Die Themen waren vielfältig: Von der gesellschaftlichen Inklusion von Menschen afrikanischer Herkunft in Österreich, über die kritische Betrachtung der österreichischen Entwicklungspolitik in Afrika bis hin zum aktiven Thematisieren von kulturellen Beziehungen zwischen Österreich, Afrika und deren Diaspora. Das bot für uns die Möglichkeit, in der Zeitung der Republik über Anti-Rassismus-Arbeit aus unserer Perspektive zu berichten. Auch wenn die Wiener Polizei damit nicht immer glücklich war. In der Ausgabe Nummer 6 im September 2000 schrieben wir über die rassistische Attacke auf den in Österreich lebenden Sudanesen Stevenson Anthony Maw mit seinem Kind. Maw beschrieb in einem Beitrag, dass anwesende Polizist*innen zugesehen haben ohne etwas zu unternehmen. Als Chefredakteur war ich der Meinung, wir sollten ein Selbstverteidigungskomitee gründen. Der Polizeipräsident sah meine Position als eine subjektive Meinung an und betonte die Rolle der Polizei: Sicherheit für Alle. Für ihn war die Polizei nicht rassistisch. Später wurden wir wegen unserer kritischen Berichte über die österreichische Entwicklungszusammenarbeit mehrmals ins Außenministerium zitiert. Wegen eines kritischen Artikels strich man Radio Afrika sogar die Finanzierung eines Projekts, das bereits genehmigt war. Alexis Neuberg, der damalige und heutige Leiter von Radio Afrika TV fand das bedauerlich für eine Demokratie.

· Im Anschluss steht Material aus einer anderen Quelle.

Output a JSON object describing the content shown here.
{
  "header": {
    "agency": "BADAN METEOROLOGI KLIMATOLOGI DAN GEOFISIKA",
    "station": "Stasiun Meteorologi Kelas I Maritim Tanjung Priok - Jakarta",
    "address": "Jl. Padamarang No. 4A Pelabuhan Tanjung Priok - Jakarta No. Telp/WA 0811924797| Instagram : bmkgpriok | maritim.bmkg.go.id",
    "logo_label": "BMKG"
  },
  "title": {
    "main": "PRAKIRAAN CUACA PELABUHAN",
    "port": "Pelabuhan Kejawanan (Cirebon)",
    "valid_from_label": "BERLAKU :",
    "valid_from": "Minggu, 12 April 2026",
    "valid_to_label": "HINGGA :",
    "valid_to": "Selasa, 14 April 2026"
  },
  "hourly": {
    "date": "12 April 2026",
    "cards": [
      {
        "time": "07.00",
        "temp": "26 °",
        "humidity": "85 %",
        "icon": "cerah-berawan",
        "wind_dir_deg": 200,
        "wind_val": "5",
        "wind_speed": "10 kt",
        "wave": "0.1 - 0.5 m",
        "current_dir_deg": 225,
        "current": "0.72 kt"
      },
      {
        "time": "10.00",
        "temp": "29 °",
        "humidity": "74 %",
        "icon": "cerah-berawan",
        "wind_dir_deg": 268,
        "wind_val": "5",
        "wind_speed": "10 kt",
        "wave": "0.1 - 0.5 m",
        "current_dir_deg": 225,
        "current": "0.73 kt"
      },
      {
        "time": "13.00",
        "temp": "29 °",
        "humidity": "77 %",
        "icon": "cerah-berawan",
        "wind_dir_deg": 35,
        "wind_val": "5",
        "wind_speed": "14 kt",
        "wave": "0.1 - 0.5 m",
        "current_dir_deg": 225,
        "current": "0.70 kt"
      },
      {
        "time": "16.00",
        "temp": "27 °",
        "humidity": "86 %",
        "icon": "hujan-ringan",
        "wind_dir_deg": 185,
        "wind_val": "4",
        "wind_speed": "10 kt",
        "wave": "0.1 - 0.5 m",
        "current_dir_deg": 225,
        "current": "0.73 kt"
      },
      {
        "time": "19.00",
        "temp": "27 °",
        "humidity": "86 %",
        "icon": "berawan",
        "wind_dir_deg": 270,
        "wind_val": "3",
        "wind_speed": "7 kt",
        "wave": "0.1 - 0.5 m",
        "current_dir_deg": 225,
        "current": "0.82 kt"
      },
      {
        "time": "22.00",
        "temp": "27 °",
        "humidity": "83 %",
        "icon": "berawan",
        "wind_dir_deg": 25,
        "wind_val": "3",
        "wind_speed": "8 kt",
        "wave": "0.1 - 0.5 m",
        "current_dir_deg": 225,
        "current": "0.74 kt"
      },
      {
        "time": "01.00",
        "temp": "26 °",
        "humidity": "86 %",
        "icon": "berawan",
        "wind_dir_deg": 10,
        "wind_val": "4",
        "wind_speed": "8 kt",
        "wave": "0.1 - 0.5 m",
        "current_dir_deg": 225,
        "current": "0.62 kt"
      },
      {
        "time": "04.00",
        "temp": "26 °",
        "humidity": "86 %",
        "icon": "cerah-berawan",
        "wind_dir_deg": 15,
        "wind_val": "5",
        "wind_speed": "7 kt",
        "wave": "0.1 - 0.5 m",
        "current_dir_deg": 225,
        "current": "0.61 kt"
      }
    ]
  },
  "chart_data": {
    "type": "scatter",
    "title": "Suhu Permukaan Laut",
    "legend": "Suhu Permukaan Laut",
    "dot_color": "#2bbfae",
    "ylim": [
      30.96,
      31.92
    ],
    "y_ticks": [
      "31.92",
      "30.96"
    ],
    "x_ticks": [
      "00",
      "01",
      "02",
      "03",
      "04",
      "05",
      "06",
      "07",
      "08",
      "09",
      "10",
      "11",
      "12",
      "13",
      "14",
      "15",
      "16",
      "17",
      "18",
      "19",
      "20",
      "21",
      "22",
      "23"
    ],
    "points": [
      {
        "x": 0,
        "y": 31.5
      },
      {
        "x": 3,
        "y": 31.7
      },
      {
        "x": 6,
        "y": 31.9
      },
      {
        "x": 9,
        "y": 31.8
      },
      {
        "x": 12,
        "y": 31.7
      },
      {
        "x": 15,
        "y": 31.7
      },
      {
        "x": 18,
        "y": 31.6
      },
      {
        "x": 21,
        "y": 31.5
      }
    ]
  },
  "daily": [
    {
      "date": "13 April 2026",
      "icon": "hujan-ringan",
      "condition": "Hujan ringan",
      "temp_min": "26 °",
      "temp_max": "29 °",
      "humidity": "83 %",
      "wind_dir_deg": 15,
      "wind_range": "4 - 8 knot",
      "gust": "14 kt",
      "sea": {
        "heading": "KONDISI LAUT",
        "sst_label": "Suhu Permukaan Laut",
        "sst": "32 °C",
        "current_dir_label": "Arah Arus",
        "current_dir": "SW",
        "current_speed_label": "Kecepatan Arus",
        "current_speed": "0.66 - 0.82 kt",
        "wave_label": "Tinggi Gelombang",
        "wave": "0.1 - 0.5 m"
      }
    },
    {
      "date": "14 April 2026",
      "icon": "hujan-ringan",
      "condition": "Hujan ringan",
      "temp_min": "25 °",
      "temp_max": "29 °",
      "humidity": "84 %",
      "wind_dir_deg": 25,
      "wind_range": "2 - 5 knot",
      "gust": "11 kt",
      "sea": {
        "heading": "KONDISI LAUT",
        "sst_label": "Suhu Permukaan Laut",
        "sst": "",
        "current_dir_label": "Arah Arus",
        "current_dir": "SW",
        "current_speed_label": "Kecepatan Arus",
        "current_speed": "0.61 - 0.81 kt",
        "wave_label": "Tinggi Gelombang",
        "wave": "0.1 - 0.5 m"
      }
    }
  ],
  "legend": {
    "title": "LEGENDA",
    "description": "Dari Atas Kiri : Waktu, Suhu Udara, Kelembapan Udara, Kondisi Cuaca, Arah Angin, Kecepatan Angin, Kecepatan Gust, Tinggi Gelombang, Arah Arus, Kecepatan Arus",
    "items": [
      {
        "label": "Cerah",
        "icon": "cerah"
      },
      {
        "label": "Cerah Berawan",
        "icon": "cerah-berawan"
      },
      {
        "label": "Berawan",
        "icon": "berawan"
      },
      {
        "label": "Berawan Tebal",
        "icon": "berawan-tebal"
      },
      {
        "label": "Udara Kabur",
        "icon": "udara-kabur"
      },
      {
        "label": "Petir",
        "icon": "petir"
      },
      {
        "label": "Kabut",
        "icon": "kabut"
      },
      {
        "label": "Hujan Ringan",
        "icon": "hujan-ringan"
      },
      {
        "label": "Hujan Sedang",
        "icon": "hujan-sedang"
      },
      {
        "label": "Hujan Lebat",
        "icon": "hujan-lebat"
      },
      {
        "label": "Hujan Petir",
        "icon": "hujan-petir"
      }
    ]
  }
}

Nein zu Gefälligkeitsjournalismus
Im Jahr 2009 war ich Projektleiter von „MigrantInnen schreiben für Die Presse“. Die Redaktion wollte damals den 10. Todestag von Marcus Omofuma gedenken. Ich verfasste eine Chronologie der polizeilichen Misshandlungen von Schwarzen Menschen in Österreich. Nach dem Erscheinen wurden ich und die damalige Chefredakteurin Clara Akinyosoye ins Innenministerium eingeladen. Als Ko-Finanzier des Projekts wollte man wissen, warum wir das auf der Seite, auf der sich auch ein Logo des BMI befand, berichteten. Unsere Antwort: Weil es um Fakten geht und wir keinen Gefälligkeitsjournalismus in der „Presse“ machen.
Ziel verschiedener Initiativen im Medienbereich: eine ausgewogene Berichterstattung in Bezug auf Menschen afrikanischer Herkunft in Österreich zu ermöglichen.
Migrant*innen schreiben für die „Die Presse“
Wie hatte sich die Situation ein paar Jahre später entwickelt?
Auf der einen Seite gab es die Mainstream-Medien, deren Berichterstattung über Menschen mit Migrationsgeschichte überwiegend problemorientiert war. Auf der anderen Seite gab es eine sehr aktive interkulturelle Medienlandschaft. (Wir nennen sie „interkulturelle Medien“ statt „Community Medien“.) Beide Welten hatten ihre Existenzberechtigung. Was fehlte, war eine Brücke zwischen beiden. Es ging darum, beide Seiten aus ihren eigenen Ghettos zu befreien.
Statt den Diskurs in den jeweiligen Ghettos zu belassen war es für mich als Projektleiter von M-MEDIA (Verein zur Förderung interkultureller Medienarbeit, der bis heute aktiv ist) wichtig, eine Brücke zwischen diesen aufzubauen. Das Ziel des Projekts war es u.a. die Bilder von Einwander*innen durch journalistische Teilhabe mitzubestimmen. Ziel war es, ein Printmedium zu finden, das unabhängig von der Redaktion eine vierseitige Monatsbeilage produziert. Fast alle lehnten ab. Michael Fleischhacker, damals Chefredakteur der „Presse“ meinte hingegen bei unserem ersten Treffen: „Dieses Projekt wird auch unserer Redaktion dabei helfen, die Migrant*innen besser zu verstehen und über sie zu berichten.“ Somit war das Projekt geboren. Statt einmal vier Seiten pro Monat ließ Fleischhacker uns eine Seite pro Woche produzieren. Und noch ein wichtiger Schritt: Es gab Seminare innerhalb der Presse, und Redakteur*innen wurde es möglich, auch Stammmitglieder der Redaktion zu sein.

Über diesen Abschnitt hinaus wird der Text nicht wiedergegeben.